La représentation des femmes dans la science est pour moi très importante car j’ai été moi-même entourée de scientifiques brillantes qui m’ont permis de me projeter dans une carrière académique. Durant mon parcours, plusieurs collègues m’ont montré par des commentaires assez durs que les femmes en sciences étaient déconsidérées et ces commentaires détruisent la confiance des doctorantes. Personnellement, je ne pense pas que j’en serais ici dans ma carrière si je n’étais pas allée en Suède, où j’ai travaillé dans le groupe d’Aleksandra Foltynowicz. Ce fut très positif d’avoir comme directrice de recherche quelqu’un qui avait réussi et qui me ressemblait : cela m’a permis de dépasser le syndrome de l’imposteur et de prendre conscience de ce qui était important pour moi en tant que scientifique.

Au final, je pense que l’existence d’équipes de recherche où les chercheuses sont assez présentes incite les femmes à candidater, que ce soit pour un stage, une thèse ou un poste.
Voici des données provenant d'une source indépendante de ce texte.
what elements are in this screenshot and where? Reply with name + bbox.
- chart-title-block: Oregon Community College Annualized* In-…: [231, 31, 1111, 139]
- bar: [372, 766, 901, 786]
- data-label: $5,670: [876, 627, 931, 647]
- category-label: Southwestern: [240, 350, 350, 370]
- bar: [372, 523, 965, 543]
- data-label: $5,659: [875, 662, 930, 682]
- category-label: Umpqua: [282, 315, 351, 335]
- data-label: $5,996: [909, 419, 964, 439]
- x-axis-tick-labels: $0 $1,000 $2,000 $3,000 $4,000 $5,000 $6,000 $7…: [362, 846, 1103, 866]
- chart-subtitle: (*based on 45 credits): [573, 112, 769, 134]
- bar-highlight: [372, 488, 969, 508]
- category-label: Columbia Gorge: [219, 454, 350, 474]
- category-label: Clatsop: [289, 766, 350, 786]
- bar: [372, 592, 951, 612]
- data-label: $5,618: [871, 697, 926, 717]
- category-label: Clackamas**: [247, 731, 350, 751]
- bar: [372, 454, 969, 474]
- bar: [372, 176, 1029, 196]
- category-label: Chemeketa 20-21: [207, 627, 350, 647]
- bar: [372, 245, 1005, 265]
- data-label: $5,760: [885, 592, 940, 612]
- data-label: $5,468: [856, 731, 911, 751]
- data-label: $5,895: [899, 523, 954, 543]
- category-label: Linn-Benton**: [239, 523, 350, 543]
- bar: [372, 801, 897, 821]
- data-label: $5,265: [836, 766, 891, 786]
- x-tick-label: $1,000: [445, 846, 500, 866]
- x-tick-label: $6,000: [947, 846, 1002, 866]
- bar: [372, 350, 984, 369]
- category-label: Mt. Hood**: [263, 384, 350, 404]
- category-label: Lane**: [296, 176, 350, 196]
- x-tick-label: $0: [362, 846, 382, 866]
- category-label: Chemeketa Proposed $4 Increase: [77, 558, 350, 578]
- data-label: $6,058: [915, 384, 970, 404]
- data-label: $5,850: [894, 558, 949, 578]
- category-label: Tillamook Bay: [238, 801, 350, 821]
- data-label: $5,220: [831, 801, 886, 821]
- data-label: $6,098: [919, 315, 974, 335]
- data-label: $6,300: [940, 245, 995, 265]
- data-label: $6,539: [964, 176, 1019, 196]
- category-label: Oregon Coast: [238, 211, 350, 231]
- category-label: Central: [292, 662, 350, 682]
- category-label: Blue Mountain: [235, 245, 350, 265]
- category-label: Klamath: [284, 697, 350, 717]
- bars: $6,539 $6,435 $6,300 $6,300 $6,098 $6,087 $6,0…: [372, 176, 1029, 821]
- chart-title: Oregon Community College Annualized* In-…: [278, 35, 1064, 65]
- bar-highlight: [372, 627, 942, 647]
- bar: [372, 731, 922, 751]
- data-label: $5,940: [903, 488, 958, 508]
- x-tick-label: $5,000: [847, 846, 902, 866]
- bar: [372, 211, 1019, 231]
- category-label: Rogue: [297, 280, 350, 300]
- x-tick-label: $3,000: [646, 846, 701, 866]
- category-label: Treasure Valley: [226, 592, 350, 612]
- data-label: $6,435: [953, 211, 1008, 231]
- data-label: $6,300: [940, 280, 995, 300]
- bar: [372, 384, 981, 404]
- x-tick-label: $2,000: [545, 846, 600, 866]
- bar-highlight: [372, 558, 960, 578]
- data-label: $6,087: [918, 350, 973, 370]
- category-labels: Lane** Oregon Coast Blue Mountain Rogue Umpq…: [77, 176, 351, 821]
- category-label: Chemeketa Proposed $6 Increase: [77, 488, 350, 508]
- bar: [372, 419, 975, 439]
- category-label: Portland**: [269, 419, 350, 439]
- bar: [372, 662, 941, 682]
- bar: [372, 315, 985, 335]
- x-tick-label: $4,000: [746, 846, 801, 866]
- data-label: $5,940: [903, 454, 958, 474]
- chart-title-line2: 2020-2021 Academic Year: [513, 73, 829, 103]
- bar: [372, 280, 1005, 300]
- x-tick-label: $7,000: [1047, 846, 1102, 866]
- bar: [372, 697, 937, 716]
Quel message souhaiteriez-vous faire passer à la jeune génération ?
Il faut se rendre dans les laboratoires et ne pas hésiter à aller à la rencontre des personnes qui y travaillent. La recherche offre un vaste panel de métier et de spécialités qui nécessitent des qualités très variées. Par exemple, une des qualités essentielles qui font un bon chercheur dans mon domaine, c’est d’avoir l’esprit pratique : il ne faut pas avoir peur de devoir faire des réglages très fins mais aussi de bricoler en faisant quasiment de la manutention. Et ce n’est ni l’apanage des hommes ni celui des femmes.

  • 1CNRS/Université Claude Bernard Lyon 1
  • 2 Ces recherches ont été financées en tout ou partie, par l’Agence Nationale de la Recherche (ANR) au titre du projet ANR CECoSA -AAPG2018-19. Cette communication est réalisée et financée dans le cadre de l’appel à projet Sciences Avec et Pour la Société - Culture Scientifique Technique et Industrielle pour les projets JCJC et PPRC des appels à projets génériques 20218-2019 (SAPS-CSTI-JCJ et PRC AAPG 18-19).